Y no era un problema de palabras. Robert tenía el corazón lleno de palabras, todas deseando salir de su boca en una desesperada declaración de amor. Pero si lo hiciera Daisy no lo tomaría en serio. Peor que eso, se sentiría ofendida. Además, estaba enamorada de otro hombre.
– A ver si esto te vale -dijo, pensativo-. Si ganase la lotería, compraría los derechos de pesca de un río en Escocia y una pequeña casita en la orilla. Y un par de cañas. Una para ti y otra para mí.
– No puedes engañarme, Robert Furneval -sonrió ella, mirándolo a los ojos-. Solo me quieres a tu lado para que haga los bocadillos.
– Es verdad. Haces unos bocadillos estupendos -murmuró Robert, tomando su mano-. ¿Vendrías conmigo, Daisy?
– Gana la lotería y después pregúntame. Pero date prisa. Si yo gano primero, me subiré a ese barco y…
– Pero bueno, ¿qué es esto? Robert Furneval y Daisy Galbraith de la mano. Y bebiendo champán. ¿Hay algo que no le habéis contado al viejo Monty?
Daisy apartó la mano rápidamente.
– ¡Monty! ¿Qué estás haciendo aquí?
– Cubriendo la subasta, querida -contestó él, inclinándose para besarla en la mejilla-. Pensé que te encontraría aquí.
– Qué bien -murmuró ella, sin saber qué decir.
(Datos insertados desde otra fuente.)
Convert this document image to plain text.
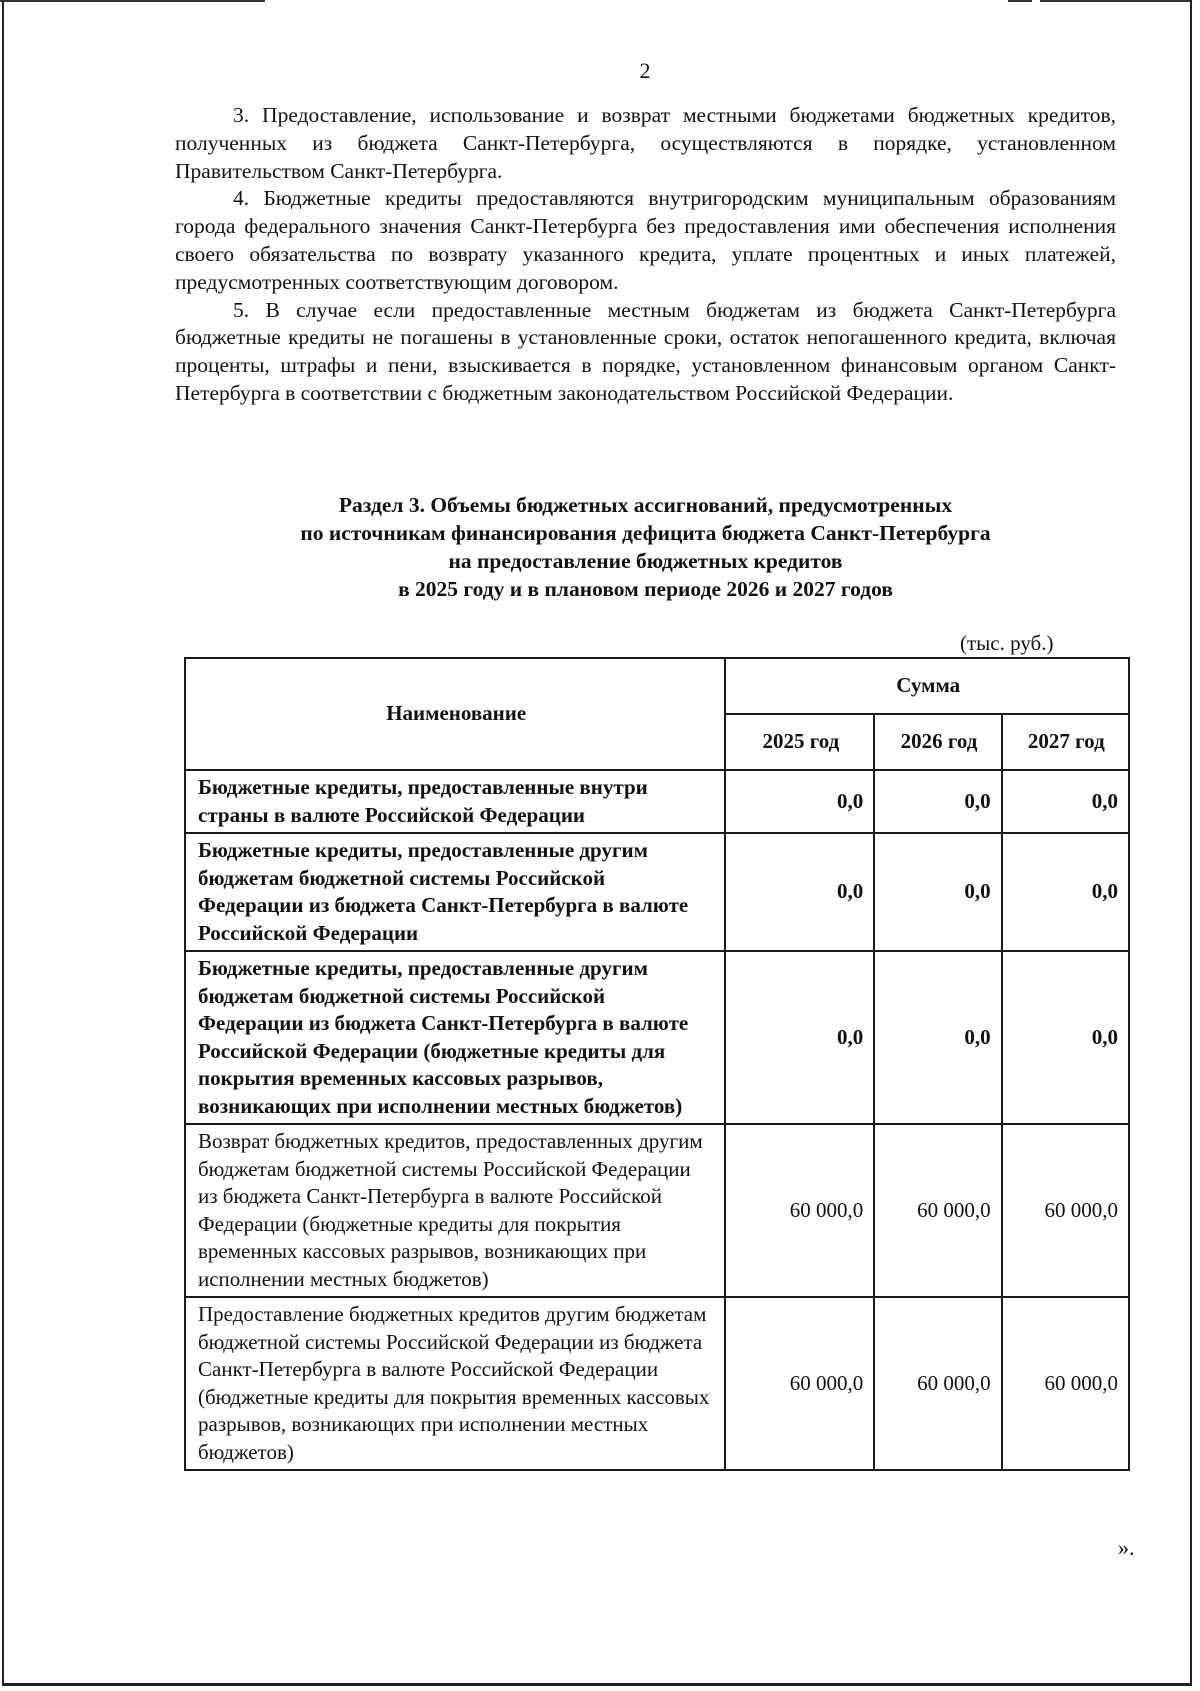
2

3. Предоставление, использование и возврат местными бюджетами бюджетных кредитов, полученных из бюджета Санкт-Петербурга, осуществляются в порядке, установленном Правительством Санкт-Петербурга.

4. Бюджетные кредиты предоставляются внутригородским муниципальным образованиям города федерального значения Санкт-Петербурга без предоставления ими обеспечения исполнения своего обязательства по возврату указанного кредита, уплате процентных и иных платежей, предусмотренных соответствующим договором.

5. В случае если предоставленные местным бюджетам из бюджета Санкт-Петербурга бюджетные кредиты не погашены в установленные сроки, остаток непогашенного кредита, включая проценты, штрафы и пени, взыскивается в порядке, установленном финансовым органом Санкт-Петербурга в соответствии с бюджетным законодательством Российской Федерации.

Раздел 3. Объемы бюджетных ассигнований, предусмотренных
по источникам финансирования дефицита бюджета Санкт-Петербурга
на предоставление бюджетных кредитов
в 2025 году и в плановом периоде 2026 и 2027 годов
(тыс. руб.)
Наименование	Сумма		
	2025 год	2026 год	2027 год
Бюджетные кредиты, предоставленные внутри страны в валюте Российской Федерации	0,0	0,0	0,0
Бюджетные кредиты, предоставленные другим бюджетам бюджетной системы Российской Федерации из бюджета Санкт-Петербурга в валюте Российской Федерации	0,0	0,0	0,0
Бюджетные кредиты, предоставленные другим бюджетам бюджетной системы Российской Федерации из бюджета Санкт-Петербурга в валюте Российской Федерации (бюджетные кредиты для покрытия временных кассовых разрывов, возникающих при исполнении местных бюджетов)	0,0	0,0	0,0
Возврат бюджетных кредитов, предоставленных другим бюджетам бюджетной системы Российской Федерации из бюджета Санкт-Петербурга в валюте Российской Федерации (бюджетные кредиты для покрытия временных кассовых разрывов, возникающих при исполнении местных бюджетов)	60 000,0	60 000,0	60 000,0
Предоставление бюджетных кредитов другим бюджетам бюджетной системы Российской Федерации из бюджета Санкт-Петербурга в валюте Российской Федерации (бюджетные кредиты для покрытия временных кассовых разрывов, возникающих при исполнении местных бюджетов)	60 000,0	60 000,0	60 000,0
».
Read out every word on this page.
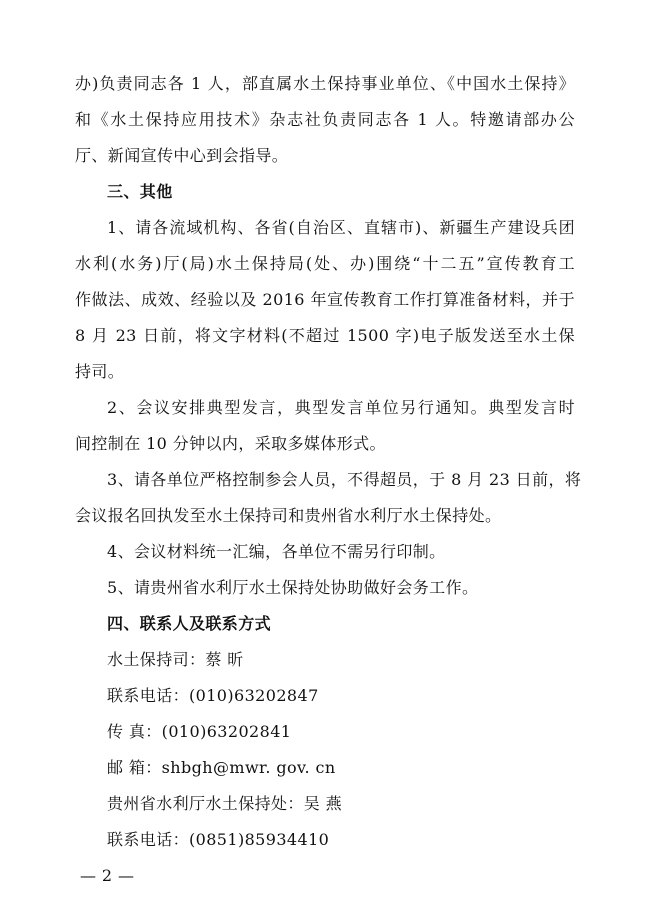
办)负责同志各 1 人，部直属水土保持事业单位、《中国水土保持》
和《水土保持应用技术》杂志社负责同志各 1 人。特邀请部办公
厅、新闻宣传中心到会指导。
三、其他
1、请各流域机构、各省(自治区、直辖市)、新疆生产建设兵团
水利(水务)厅(局)水土保持局(处、办)围绕“十二五”宣传教育工
作做法、成效、经验以及 2016 年宣传教育工作打算准备材料，并于
8 月 23 日前，将文字材料(不超过 1500 字)电子版发送至水土保
持司。
2、会议安排典型发言，典型发言单位另行通知。典型发言时
间控制在 10 分钟以内，采取多媒体形式。
3、请各单位严格控制参会人员，不得超员，于 8 月 23 日前，将
会议报名回执发至水土保持司和贵州省水利厅水土保持处。
4、会议材料统一汇编，各单位不需另行印制。
5、请贵州省水利厅水土保持处协助做好会务工作。
四、联系人及联系方式
水土保持司：蔡 昕
联系电话：(010)63202847
传 真：(010)63202841
邮 箱：shbgh@mwr. gov. cn
贵州省水利厅水土保持处：吴 燕
联系电话：(0851)85934410
— 2 —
Robert casi podía ver las antenas del periodista buscando la noticia.
– No hemos vuelto a hablar después de mi fiesta. ¿Lo pasaste bien?
– Sí. Estupendamente -contestó Daisy, nerviosa.
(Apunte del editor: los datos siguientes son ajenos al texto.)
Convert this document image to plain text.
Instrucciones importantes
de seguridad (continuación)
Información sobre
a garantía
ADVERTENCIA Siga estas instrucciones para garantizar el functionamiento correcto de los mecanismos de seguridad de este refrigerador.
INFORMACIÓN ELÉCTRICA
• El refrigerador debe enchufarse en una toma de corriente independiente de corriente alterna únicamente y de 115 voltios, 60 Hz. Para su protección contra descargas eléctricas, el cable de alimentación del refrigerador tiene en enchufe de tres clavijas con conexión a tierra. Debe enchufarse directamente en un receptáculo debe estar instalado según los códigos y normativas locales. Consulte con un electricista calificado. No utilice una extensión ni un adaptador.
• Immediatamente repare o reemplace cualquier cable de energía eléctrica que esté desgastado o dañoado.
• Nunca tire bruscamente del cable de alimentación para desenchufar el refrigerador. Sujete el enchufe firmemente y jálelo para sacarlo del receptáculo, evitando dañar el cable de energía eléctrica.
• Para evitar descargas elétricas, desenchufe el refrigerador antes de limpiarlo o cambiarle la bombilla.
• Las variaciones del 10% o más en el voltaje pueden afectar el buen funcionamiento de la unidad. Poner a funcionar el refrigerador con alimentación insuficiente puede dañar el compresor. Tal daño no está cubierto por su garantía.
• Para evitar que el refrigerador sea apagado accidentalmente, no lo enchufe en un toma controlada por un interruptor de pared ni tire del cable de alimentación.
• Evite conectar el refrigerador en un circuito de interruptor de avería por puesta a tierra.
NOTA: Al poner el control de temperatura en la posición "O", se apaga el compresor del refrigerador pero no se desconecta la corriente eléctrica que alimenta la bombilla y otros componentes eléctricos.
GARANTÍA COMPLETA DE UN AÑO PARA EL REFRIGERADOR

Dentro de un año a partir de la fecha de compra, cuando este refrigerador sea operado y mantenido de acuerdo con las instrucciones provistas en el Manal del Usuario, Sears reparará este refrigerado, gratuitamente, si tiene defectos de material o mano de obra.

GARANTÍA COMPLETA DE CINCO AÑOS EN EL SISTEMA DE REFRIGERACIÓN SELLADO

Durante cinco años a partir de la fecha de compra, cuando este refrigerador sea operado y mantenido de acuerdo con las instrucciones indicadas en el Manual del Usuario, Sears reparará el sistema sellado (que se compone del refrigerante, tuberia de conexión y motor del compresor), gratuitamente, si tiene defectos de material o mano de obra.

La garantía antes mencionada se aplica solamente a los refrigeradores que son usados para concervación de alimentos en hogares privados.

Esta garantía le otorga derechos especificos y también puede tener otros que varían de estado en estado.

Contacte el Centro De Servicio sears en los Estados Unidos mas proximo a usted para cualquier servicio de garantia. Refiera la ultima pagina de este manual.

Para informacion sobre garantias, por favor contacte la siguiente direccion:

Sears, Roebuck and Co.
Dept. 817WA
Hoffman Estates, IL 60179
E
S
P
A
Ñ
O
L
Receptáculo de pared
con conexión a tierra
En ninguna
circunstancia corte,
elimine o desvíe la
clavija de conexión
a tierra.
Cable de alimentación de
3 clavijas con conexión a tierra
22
– Nick Gregson no lo pasó tan bien como esperaba. El pobre tuvo que soportar que le robaran a la chica de sus sueños delante de sus narices -sonrió Monty-. Eres muy listo, Robert.
Pero Robert tenía demasiada experiencia como para morder el anzuelo.
– Solo estaba ayudando a una amiga.
– Qué devoción. O quizá has heredado el ojo de tu madre para las cosas preciosas.